The parents were granted permission to appeal to the Court of Appeal on the question of remedy; what sum of money the parents should pay to Andrew as a result of their unconscionable conduct. The Court of Appeal roundly rejected Andrew’s parents’ arguments and upheld the original High Court award.
The parents were then granted permission to appeal to the Supreme Court on the way the award was calculated. David and Josephine Guest argued that relief should be calculated based on the detriment Andrew has suffered, rather than his expectation of inheritance.

Comprehensively dismissed
In a judgment handed down on 19 October 2022, the Supreme Court comprehensively dismissed this and warned that the detriment-based approach forms no part of proprietary estoppel law because it is the repudiation of the promised expectation which is the harm caused. The parents did, however, successfully appeal that immediately awarding Andrew his interest in the farm accelerated his inheritance – his parents never promised the farm to Andrew during their lifetimes.

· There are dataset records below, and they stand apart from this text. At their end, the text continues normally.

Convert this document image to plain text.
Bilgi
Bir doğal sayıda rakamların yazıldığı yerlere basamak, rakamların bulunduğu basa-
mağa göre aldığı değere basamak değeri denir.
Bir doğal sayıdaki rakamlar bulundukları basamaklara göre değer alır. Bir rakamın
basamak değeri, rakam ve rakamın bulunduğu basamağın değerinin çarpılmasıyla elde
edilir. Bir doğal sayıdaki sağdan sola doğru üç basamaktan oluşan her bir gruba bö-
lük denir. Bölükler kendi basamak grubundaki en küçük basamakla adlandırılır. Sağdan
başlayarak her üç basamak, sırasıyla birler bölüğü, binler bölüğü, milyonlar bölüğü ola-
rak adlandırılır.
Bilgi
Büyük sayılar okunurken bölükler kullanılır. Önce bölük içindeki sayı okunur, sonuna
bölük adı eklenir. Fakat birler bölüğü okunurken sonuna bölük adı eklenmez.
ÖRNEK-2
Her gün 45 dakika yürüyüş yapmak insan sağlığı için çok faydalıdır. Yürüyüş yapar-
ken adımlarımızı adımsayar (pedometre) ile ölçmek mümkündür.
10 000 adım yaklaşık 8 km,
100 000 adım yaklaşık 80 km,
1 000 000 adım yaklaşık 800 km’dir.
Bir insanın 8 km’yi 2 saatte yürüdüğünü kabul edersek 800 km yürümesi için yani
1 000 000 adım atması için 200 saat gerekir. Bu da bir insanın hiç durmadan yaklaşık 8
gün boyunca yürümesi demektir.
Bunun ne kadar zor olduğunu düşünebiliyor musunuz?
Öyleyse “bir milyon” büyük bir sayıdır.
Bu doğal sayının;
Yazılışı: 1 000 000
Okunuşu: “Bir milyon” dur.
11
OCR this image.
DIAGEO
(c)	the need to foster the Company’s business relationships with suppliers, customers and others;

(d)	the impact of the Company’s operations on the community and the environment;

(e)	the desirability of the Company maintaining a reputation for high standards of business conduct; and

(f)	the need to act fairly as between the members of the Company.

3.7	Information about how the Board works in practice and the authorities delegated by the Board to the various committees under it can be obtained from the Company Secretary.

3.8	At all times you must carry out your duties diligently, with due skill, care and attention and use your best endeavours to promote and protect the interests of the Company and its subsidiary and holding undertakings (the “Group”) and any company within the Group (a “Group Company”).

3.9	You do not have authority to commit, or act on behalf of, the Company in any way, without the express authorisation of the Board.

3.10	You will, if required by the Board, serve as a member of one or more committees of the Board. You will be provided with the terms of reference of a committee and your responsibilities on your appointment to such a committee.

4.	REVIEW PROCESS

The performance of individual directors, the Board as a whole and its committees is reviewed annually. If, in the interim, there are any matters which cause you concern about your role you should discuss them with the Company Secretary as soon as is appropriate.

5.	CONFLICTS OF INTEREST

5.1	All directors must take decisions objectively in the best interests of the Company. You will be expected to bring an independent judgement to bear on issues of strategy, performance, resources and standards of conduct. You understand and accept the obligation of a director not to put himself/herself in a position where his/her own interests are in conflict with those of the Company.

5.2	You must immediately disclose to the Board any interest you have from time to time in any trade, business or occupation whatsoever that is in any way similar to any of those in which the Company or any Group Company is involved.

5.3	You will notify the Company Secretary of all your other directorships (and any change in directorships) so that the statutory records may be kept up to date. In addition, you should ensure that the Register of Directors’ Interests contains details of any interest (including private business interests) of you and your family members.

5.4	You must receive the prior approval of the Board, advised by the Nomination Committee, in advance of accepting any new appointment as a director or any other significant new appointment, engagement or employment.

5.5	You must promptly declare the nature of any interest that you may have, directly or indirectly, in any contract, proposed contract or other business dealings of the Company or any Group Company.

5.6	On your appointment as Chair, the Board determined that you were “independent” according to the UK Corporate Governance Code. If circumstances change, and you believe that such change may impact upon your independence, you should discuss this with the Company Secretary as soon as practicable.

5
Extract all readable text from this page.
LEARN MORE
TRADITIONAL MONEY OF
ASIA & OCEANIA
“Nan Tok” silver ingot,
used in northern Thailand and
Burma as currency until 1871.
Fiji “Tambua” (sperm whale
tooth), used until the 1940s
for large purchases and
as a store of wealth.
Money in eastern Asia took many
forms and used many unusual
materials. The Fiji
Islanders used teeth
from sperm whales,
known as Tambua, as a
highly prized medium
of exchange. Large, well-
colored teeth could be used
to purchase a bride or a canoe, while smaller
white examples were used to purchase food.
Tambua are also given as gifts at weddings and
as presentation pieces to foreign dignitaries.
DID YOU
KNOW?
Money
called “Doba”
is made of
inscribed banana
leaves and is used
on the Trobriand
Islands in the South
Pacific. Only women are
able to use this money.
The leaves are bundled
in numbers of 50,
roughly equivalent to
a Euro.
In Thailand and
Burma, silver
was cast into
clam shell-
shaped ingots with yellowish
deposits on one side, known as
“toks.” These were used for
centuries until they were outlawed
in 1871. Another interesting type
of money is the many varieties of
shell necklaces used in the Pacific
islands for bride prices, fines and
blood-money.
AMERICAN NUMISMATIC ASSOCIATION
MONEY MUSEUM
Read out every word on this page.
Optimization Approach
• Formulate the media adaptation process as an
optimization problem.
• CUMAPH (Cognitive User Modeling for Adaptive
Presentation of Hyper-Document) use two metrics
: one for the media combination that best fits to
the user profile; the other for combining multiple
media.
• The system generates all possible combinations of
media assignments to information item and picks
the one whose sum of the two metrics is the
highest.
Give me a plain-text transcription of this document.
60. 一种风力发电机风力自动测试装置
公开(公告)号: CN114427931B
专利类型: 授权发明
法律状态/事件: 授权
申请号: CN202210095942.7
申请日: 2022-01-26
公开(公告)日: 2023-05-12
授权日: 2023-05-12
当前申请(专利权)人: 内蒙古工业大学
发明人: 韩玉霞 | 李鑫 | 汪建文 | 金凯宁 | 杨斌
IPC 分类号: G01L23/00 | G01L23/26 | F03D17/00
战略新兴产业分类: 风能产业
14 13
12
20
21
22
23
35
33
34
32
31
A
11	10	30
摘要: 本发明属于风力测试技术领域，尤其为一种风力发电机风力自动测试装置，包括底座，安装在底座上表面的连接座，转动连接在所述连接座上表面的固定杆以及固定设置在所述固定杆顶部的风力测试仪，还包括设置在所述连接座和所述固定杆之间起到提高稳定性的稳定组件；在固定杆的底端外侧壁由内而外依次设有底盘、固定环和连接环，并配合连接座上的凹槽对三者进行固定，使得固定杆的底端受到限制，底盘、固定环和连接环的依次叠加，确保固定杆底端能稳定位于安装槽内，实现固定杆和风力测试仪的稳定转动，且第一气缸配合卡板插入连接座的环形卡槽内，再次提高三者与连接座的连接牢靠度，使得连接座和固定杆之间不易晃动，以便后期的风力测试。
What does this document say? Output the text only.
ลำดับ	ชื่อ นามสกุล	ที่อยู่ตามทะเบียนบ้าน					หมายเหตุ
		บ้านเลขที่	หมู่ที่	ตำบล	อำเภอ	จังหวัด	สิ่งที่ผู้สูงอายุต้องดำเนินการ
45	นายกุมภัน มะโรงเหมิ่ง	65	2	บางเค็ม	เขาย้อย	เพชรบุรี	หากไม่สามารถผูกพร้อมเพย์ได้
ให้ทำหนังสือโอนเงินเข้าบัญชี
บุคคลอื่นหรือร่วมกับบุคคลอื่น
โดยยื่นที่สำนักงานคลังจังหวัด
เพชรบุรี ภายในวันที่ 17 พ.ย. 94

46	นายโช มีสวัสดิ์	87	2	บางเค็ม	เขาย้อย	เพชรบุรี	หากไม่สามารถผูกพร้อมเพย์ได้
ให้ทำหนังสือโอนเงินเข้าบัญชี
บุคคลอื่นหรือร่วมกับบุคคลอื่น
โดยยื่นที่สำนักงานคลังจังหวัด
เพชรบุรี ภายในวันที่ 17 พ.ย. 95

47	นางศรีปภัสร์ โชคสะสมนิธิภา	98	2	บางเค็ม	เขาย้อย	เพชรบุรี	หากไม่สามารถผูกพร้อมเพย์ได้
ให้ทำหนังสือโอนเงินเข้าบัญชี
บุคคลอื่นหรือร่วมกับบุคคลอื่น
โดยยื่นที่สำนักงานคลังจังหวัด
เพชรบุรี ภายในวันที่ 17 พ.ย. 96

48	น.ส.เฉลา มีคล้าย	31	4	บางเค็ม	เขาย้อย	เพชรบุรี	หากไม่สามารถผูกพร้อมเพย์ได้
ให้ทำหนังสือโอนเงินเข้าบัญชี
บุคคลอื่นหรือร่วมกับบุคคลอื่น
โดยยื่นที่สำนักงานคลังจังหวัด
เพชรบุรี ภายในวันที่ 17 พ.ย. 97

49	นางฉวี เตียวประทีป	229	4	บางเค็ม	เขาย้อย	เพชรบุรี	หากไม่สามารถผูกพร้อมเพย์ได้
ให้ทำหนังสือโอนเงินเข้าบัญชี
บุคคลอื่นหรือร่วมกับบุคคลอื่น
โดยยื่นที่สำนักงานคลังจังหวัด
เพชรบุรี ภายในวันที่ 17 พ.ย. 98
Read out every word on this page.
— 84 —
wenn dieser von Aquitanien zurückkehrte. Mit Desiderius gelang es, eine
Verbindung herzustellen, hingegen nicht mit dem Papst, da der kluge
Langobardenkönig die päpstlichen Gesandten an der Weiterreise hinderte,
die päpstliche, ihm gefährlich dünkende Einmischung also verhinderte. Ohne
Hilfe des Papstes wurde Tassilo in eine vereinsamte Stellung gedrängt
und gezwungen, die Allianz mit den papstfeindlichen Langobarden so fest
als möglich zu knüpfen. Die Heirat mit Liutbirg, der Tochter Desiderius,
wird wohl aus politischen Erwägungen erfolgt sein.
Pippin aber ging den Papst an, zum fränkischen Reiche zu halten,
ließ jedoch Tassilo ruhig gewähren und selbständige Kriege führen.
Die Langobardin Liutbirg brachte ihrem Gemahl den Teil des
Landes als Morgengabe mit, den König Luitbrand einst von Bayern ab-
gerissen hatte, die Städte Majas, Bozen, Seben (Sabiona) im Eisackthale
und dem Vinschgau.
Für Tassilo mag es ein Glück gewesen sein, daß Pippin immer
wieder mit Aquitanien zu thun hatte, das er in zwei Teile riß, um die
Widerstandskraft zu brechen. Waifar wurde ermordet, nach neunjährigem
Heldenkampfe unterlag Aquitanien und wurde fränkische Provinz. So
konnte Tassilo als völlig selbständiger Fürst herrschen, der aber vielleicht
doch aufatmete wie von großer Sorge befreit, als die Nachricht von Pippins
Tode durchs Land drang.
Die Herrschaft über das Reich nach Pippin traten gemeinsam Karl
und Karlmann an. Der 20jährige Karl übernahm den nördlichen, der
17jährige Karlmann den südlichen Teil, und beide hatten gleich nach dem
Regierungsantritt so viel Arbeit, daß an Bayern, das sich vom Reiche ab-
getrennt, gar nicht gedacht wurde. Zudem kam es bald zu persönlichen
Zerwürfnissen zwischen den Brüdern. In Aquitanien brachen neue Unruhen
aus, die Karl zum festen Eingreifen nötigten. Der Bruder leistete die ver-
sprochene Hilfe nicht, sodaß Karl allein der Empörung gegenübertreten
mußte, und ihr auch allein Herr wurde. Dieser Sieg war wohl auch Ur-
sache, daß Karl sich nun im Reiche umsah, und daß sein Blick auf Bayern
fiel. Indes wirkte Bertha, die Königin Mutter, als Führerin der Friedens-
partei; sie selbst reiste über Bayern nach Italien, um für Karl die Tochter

David and Josephine Guest can now decide whether to sell the farm to achieve a ‘clean break’ or to put the farm into trust for Andrew to inherit on their deaths.
Agriculture specialists at national law firm Clarke Willmott LLP represented Andrew. Polly Ridgway from the team said: ‘Andrew’s parents put in place a series of measures which were designed to leave Andrew, in his fifties, with no home, no job, no savings, and no pension, despite a lifetime of hard work. Thankfully, the Supreme Court was prepared to use its powers to prevent this clear injustice and, as a result, Andrew will receive his inheritance promised to him either now (as an accelerated sum) or on his parents’ deaths. We are delighted to have helped Andrew achieve this result.
‘Aside from being a significant decision in this area of law, the case also highlights the need for those involved in or contemplating bringing inheritance disputes to get expert legal advice as soon as possible so as to avoid the situation Andrew’s parents now find themselves.’